Still also kreisen die Möwen, dazwischen die Schwalben, dann der bedeckte Himmel. An der Hauswand gegenüber sind alle Fensterläden verriegelt. Wäsche baumelt auf den dünnen Drahtleinen. Und das Atmen. Die Schritte im Garten, die Ruderschläge, die wie Schwanenflügel über den öligen Wasserspiegel streichen. Ich gleite vorbei an Jollen, Bojen, leeren Flaschen. Weiter draußen die Angelschnüre und Felsformationen, am Horizont Fährennebel, manchmal. Im Nacken die verquollene Stadt. Sand weht ins Haar, kleine Krümel, Blutplättchen vielleicht und Krebsbeine.
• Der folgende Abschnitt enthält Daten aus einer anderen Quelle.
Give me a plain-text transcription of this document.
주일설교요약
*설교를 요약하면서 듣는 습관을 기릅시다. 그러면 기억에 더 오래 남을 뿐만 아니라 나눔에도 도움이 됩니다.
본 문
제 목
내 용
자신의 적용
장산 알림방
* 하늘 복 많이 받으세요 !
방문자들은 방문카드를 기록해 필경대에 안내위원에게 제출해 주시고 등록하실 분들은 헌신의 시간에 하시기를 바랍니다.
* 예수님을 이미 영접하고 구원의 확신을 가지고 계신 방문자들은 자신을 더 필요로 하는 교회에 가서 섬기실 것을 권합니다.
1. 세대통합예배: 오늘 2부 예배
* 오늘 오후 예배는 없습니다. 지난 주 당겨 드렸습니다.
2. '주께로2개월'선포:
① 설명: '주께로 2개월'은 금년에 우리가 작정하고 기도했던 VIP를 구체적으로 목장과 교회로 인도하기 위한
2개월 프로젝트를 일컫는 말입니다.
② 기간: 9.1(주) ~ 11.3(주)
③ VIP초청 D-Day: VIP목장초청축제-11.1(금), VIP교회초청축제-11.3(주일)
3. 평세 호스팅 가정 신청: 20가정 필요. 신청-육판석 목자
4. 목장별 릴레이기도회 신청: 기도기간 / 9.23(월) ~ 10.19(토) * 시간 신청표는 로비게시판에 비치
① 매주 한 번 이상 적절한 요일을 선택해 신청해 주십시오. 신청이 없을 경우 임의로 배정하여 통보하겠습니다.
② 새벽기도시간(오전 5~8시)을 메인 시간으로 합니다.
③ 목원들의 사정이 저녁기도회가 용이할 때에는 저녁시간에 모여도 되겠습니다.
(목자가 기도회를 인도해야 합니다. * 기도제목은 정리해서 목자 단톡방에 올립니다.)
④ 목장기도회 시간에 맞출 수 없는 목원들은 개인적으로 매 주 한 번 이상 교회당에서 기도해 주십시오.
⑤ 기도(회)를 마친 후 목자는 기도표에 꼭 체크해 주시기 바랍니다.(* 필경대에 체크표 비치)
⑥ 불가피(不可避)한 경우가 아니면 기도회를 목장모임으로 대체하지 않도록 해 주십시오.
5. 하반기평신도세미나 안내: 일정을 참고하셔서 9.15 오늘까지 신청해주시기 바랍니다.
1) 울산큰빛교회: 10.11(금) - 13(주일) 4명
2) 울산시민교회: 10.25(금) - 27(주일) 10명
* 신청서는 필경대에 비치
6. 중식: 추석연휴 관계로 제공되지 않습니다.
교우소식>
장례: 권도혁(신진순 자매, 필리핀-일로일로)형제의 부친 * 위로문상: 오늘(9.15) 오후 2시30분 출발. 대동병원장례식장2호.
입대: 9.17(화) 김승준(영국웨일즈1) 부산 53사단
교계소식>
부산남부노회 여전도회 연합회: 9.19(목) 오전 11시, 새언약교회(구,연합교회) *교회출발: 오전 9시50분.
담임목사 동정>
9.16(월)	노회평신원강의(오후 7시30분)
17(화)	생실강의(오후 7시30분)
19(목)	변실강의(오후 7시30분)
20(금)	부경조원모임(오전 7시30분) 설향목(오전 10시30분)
Auf dem Markt sind sie wieder zusammen: Die Düfte, die gesunde Ernährung und die geflickten Familien. Äpfel und Kinderwangen glänzen in der Sonne, Brote stapeln sich hinter den Vitrinen, Tulpen blühen unter den scharfen Blicken der Verkäufer, während sich in den Bäumen über ihnen Plastiktüten verfangen.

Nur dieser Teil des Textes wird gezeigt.